El Ayuntamiento de Pamplona ha dictado una resolución que limita las obras e instalaciones en la vía pública en ciertas áreas de la ciudad de cara a los próximos Sanfermines. Con el propósito de asegurar que las actividades particulares no interfieran con el desarrollo habitual de las festividades, se ha establecido que la apertura de zanjas y la instalación de andamios, vallados, grúas y contenedores en suelo público deben finalizar o retirarse antes del 30 de junio y no reanudarse o reinstalarse hasta el 15 de julio.
Restricciones en el Casco Antiguo y Ensanches de Pamplona
Esta normativa afecta al Casco Antiguo en su totalidad, así como a zonas específicas del Primer y Segundo Ensanche. Las áreas concretas incluyen la delimitada por la calle Bosquecillo, parque Antoniutti, cuesta de la Reina, plaza Juan XXIII, avenida del Ejército, avenida Conde Oliveto, avenida Baja Navarra y calle Media Luna. También se incluye la avenida Carlos III en su totalidad, la zona conformada por la plaza de la Libertad, parque de Serapio Esparza y parte de la calle Aoiz, así como la plaza de la Cruz, la calle Yanguas y Miranda, y la plaza de los Fueros.
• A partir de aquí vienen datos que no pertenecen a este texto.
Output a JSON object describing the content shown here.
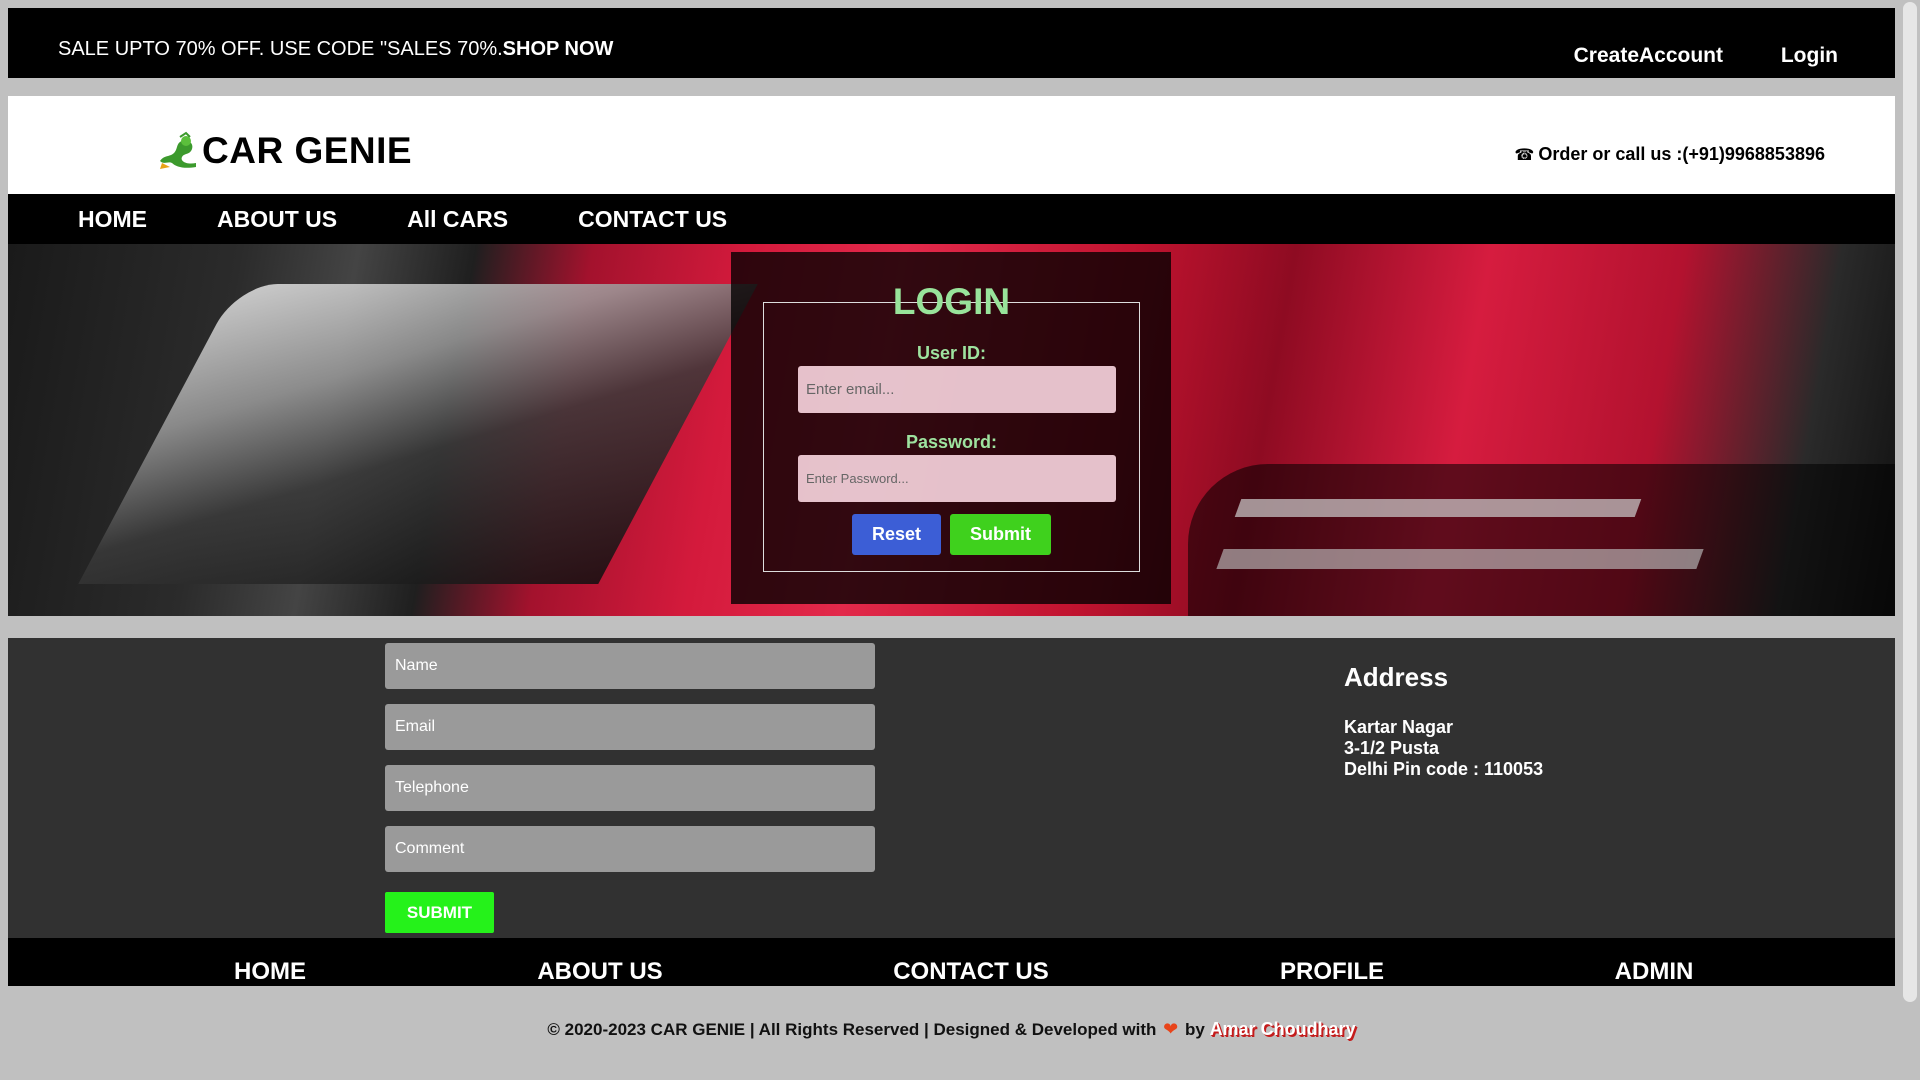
{
  "topbar": {
    "promo_text": "SALE UPTO 70% OFF. USE CODE \"SALES 70%.",
    "promo_link": "SHOP NOW",
    "create_account": "CreateAccount",
    "login": "Login"
  },
  "header": {
    "brand": "CAR GENIE",
    "phone_icon": "☎",
    "call_text": "Order or call us :(+91)9968853896"
  },
  "nav": {
    "items": [
      "HOME",
      "ABOUT US",
      "All CARS",
      "CONTACT US"
    ]
  },
  "login": {
    "title": "LOGIN",
    "user_label": "User ID:",
    "user_placeholder": "Enter email...",
    "password_label": "Password:",
    "password_placeholder": "Enter Password...",
    "reset": "Reset",
    "submit": "Submit"
  },
  "contact": {
    "name_placeholder": "Name",
    "email_placeholder": "Email",
    "telephone_placeholder": "Telephone",
    "comment_placeholder": "Comment",
    "submit": "SUBMIT"
  },
  "address": {
    "title": "Address",
    "line1": "Kartar Nagar",
    "line2": "3-1/2 Pusta",
    "line3": "Delhi Pin code : 110053"
  },
  "footer_nav": {
    "items": [
      "HOME",
      "ABOUT US",
      "CONTACT US",
      "PROFILE",
      "ADMIN"
    ]
  },
  "copyright": {
    "text": "© 2020-2023 CAR GENIE | All Rights Reserved | Designed & Developed with",
    "heart": "❤",
    "by": "by",
    "author": "Amar Choudhary"
  },
  "colors": {
    "login_title": "#98e39a",
    "reset_button": "#3c5ed6",
    "submit_button": "#3fd11d",
    "contact_submit": "#25f21a"
  }
}
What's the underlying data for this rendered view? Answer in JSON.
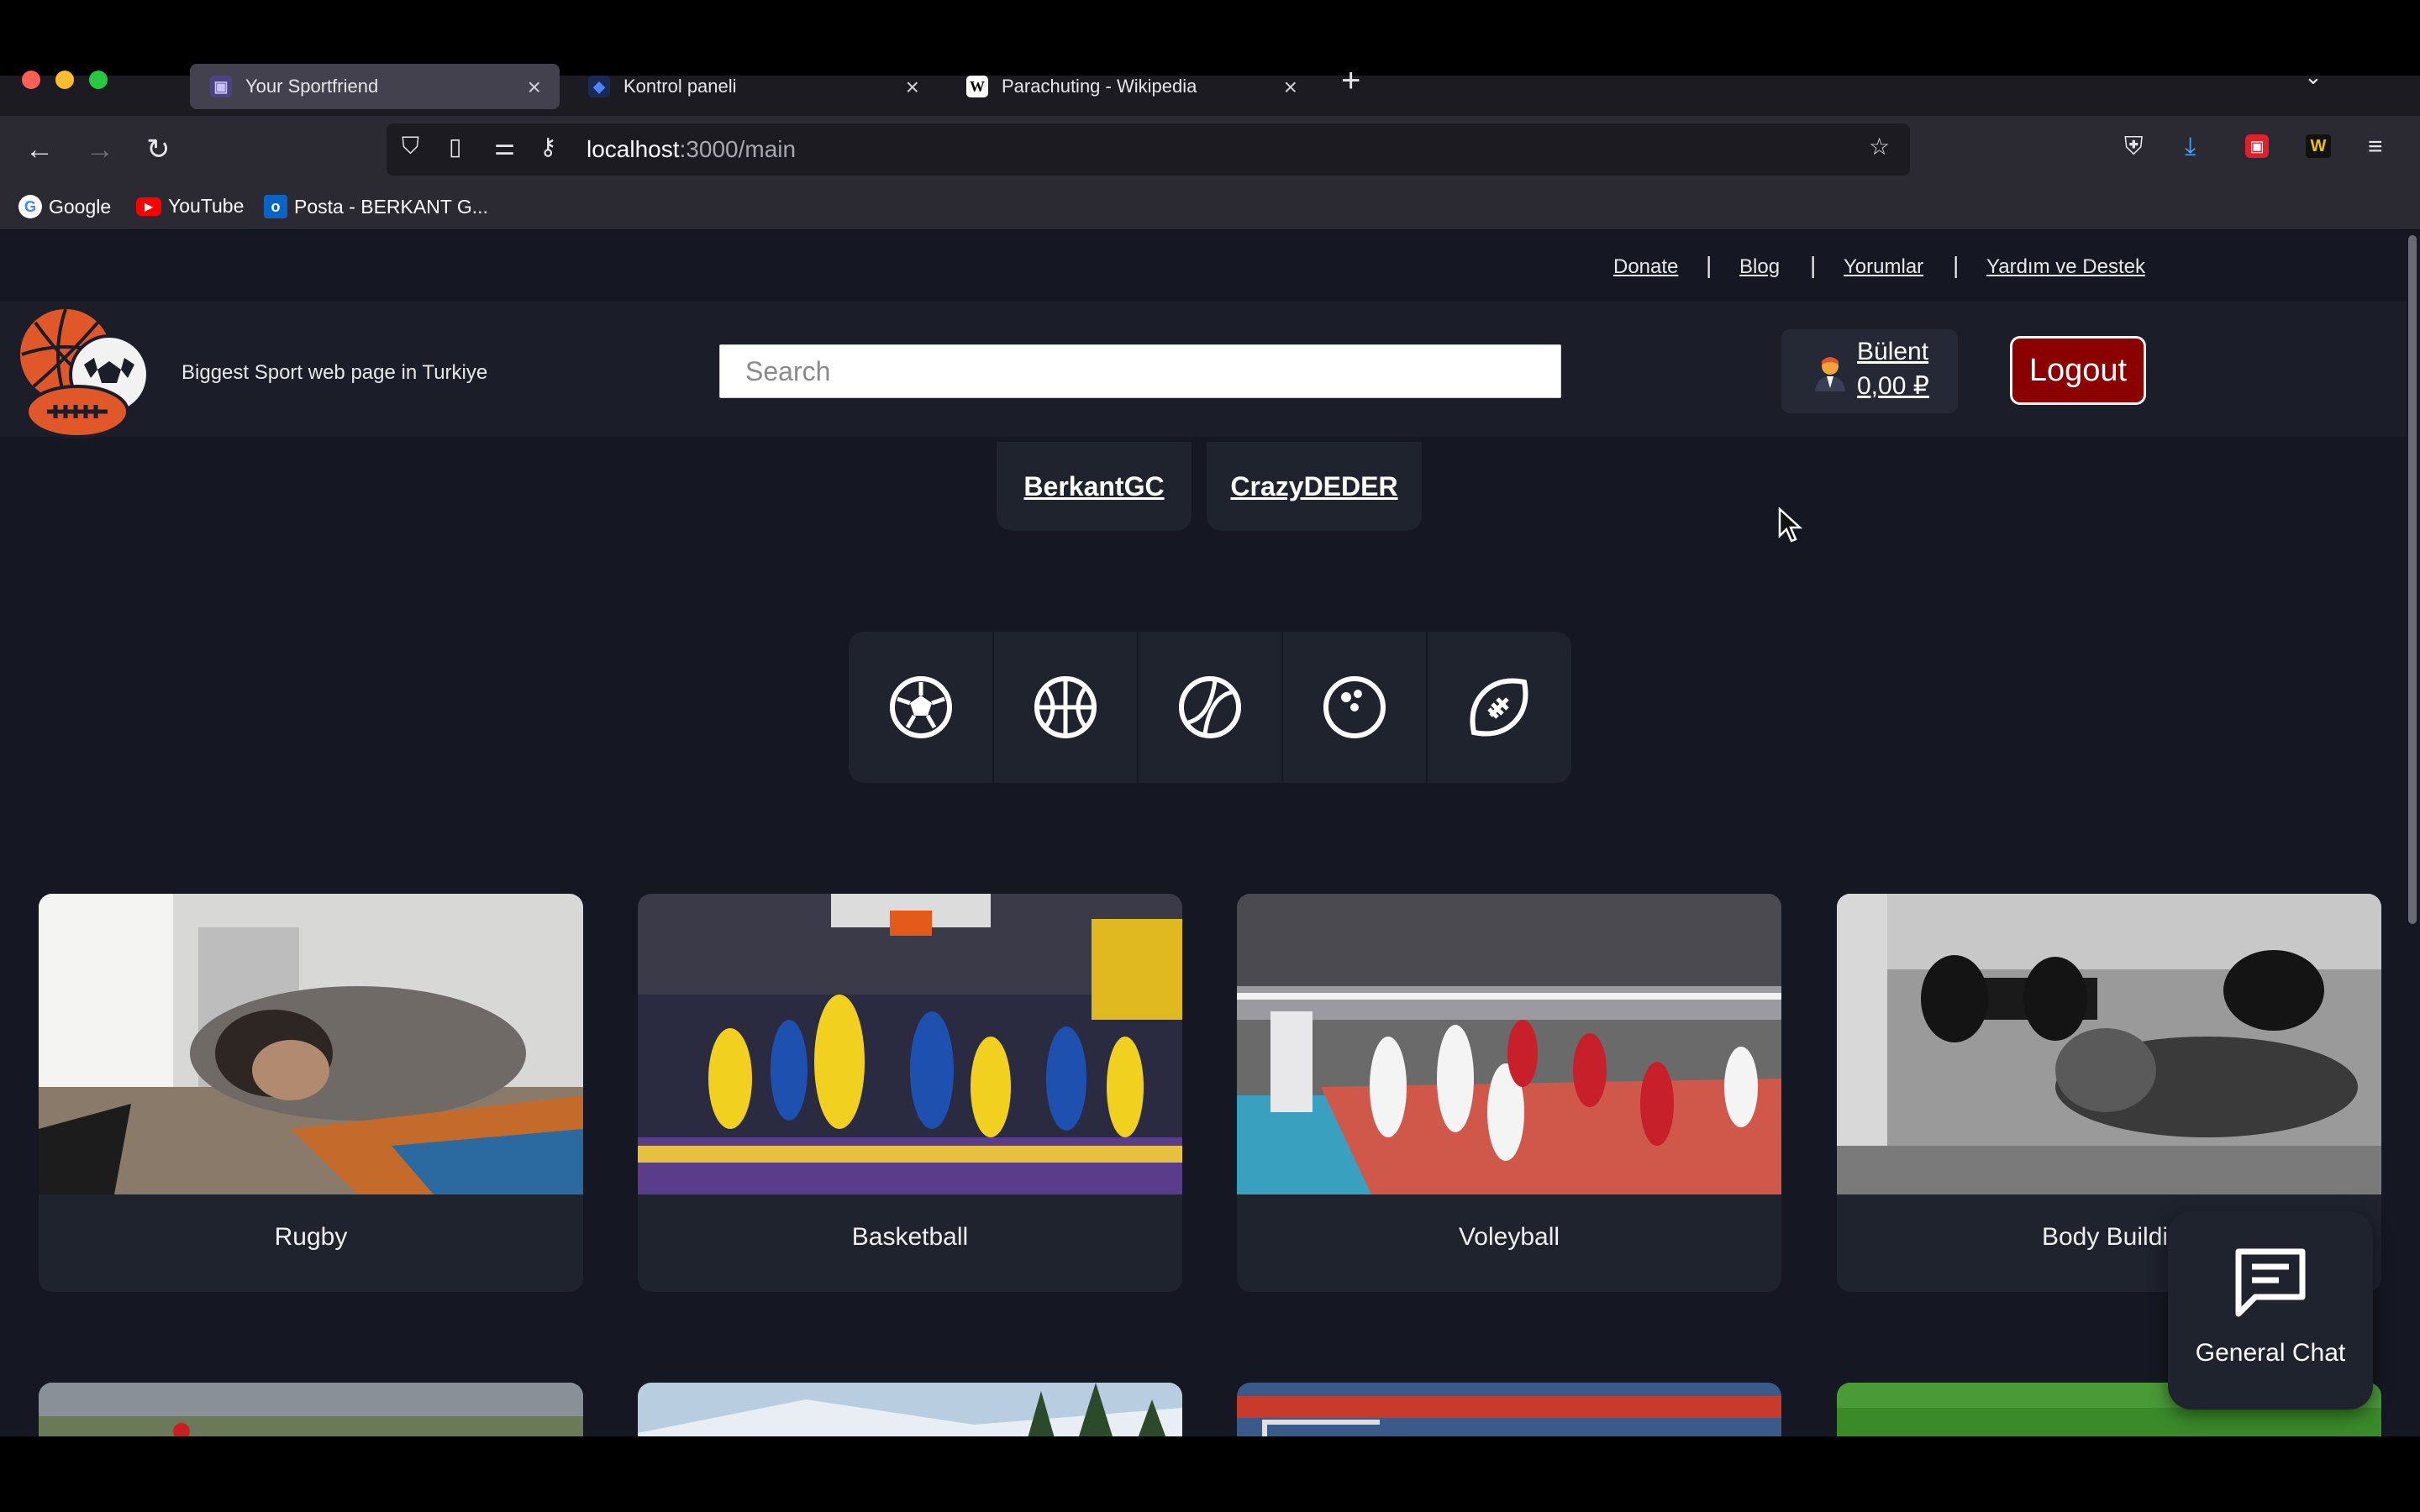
{
  "browser": {
    "tabs": [
      {
        "label": "Your Sportfriend",
        "active": true,
        "favicon": "sportfriend-favicon"
      },
      {
        "label": "Kontrol paneli",
        "active": false,
        "favicon": "shield-favicon"
      },
      {
        "label": "Parachuting - Wikipedia",
        "active": false,
        "favicon": "W"
      }
    ],
    "url_host": "localhost",
    "url_rest": ":3000/main",
    "bookmarks": [
      {
        "label": "Google",
        "icon": "G"
      },
      {
        "label": "YouTube",
        "icon": "▶"
      },
      {
        "label": "Posta - BERKANT G...",
        "icon": "o"
      }
    ]
  },
  "topnav": {
    "links": [
      "Donate",
      "Blog",
      "Yorumlar",
      "Yardım ve Destek"
    ],
    "separator": "|"
  },
  "header": {
    "tagline": "Biggest Sport web page in Turkiye",
    "search_placeholder": "Search",
    "user_name": "Bülent",
    "user_balance": "0,00 ₽",
    "logout_label": "Logout"
  },
  "friends": [
    "BerkantGC",
    "CrazyDEDER"
  ],
  "sport_filters": [
    "soccer-ball-icon",
    "basketball-icon",
    "tennis-ball-icon",
    "bowling-ball-icon",
    "football-icon"
  ],
  "cards": [
    {
      "label": "Rugby"
    },
    {
      "label": "Basketball"
    },
    {
      "label": "Voleyball"
    },
    {
      "label": "Body Buildir"
    }
  ],
  "chat": {
    "label": "General Chat"
  },
  "colors": {
    "page_bg": "#151822",
    "panel_bg": "#1f232e",
    "logout_bg": "#8b0000"
  }
}
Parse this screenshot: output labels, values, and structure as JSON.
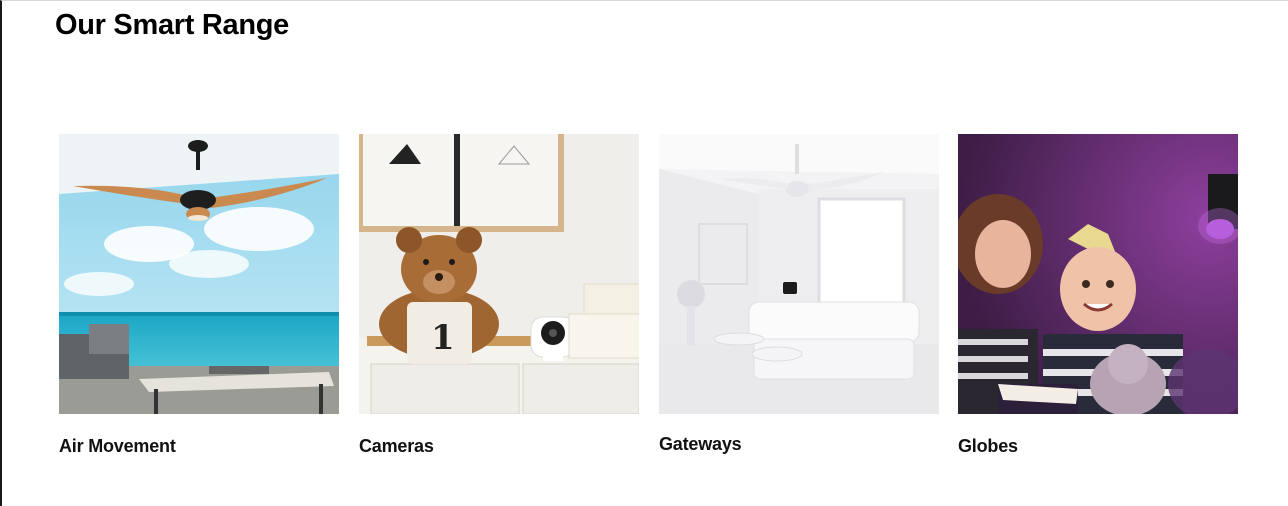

Aparte de estas zonas, las restricciones también se aplican a todas las vías de acceso a la ciudad y arterias principales en relación con las licencias de apertura de zanjas. Las obras en ejecución en estas áreas deberán contar con un cierre adecuado a la línea de fachada en planta baja durante el periodo de prohibición establecido.
Medidas para preservar el desarrollo normal de las fiestas
El objetivo principal de estas medidas es garantizar que las obras no interfieran con el flujo y desarrollo normal de las fiestas de San Fermín. Estas celebraciones son un evento significativo en Pamplona, atrayendo a miles de visitantes cada año, y cualquier interrupción en la infraestructura podría afectar negativamente tanto a los residentes como a los turistas.
La decisión del Ayuntamiento busca coordinar las actividades urbanas con el calendario festivo, asegurando que la infraestructura de la ciudad esté en condiciones óptimas para recibir el gran número de personas que asisten a los eventos. Las restricciones se implementan para minimizar los inconvenientes y asegurar que las festividades se desarrollen sin contratiempos.